You're telling us now?

An editorial from the LA Times: Home, borrowed home.

INVESTORS, BANKERS and economists — not to mention 80 million U.S. homeowners — are constantly sifting through data to figure out what's going on with the real estate market. New housing starts, raw material costs, time on the market, average rent/mortgage ratios, the Federal Reserve chairman's loose lips — all of these are supposed to give us vague and partial hints about whether the market is heating up, cooling down or "just right."

Yet the answer may be staring us right in the face. If you can't get a house with no money down, the sky is obviously falling.

Real estate is a topic so fraught with schadenfreude, forlorn hopes and visions of catastrophe that it almost seems like bad form to remain calm in the face of such bad news. The sub-prime market's 45-fold growth, from $13 billion in 1995 to $594 billion in 2005, stands as a monument to the nation's home-buying mania.

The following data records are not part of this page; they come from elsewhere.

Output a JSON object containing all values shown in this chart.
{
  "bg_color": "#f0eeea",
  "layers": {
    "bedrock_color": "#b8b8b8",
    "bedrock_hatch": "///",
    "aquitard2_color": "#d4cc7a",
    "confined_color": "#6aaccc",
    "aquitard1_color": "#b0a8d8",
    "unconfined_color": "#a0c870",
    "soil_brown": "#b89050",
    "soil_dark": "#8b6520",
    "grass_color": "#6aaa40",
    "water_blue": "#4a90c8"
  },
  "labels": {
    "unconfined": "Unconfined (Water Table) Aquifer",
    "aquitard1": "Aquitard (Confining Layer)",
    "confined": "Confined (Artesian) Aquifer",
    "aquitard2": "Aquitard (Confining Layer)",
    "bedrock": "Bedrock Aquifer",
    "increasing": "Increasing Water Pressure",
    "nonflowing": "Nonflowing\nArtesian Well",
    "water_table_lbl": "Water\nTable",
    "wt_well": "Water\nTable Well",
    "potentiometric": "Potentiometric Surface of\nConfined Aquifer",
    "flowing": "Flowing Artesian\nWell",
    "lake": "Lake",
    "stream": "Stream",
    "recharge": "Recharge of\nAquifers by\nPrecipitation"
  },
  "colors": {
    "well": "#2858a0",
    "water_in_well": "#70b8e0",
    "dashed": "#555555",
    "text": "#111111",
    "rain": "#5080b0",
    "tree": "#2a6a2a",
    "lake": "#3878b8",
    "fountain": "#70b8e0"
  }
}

You'd need the proverbial heart of stone not to laugh at the suffering of the gamblers who bet that the real estate market could increase indefinitely.

There's a puritanical impulse to say, "If you can't afford a down payment, you shouldn't be buying a house." But it may be more appropriate to marvel at a nation in which you can buy a house the way you'd buy a used car, and to thank the market's powers of natural selection that this behavior is now being curtailed.


Yep, it's certainly being curtailed in a Lizzie-Bordenesque way!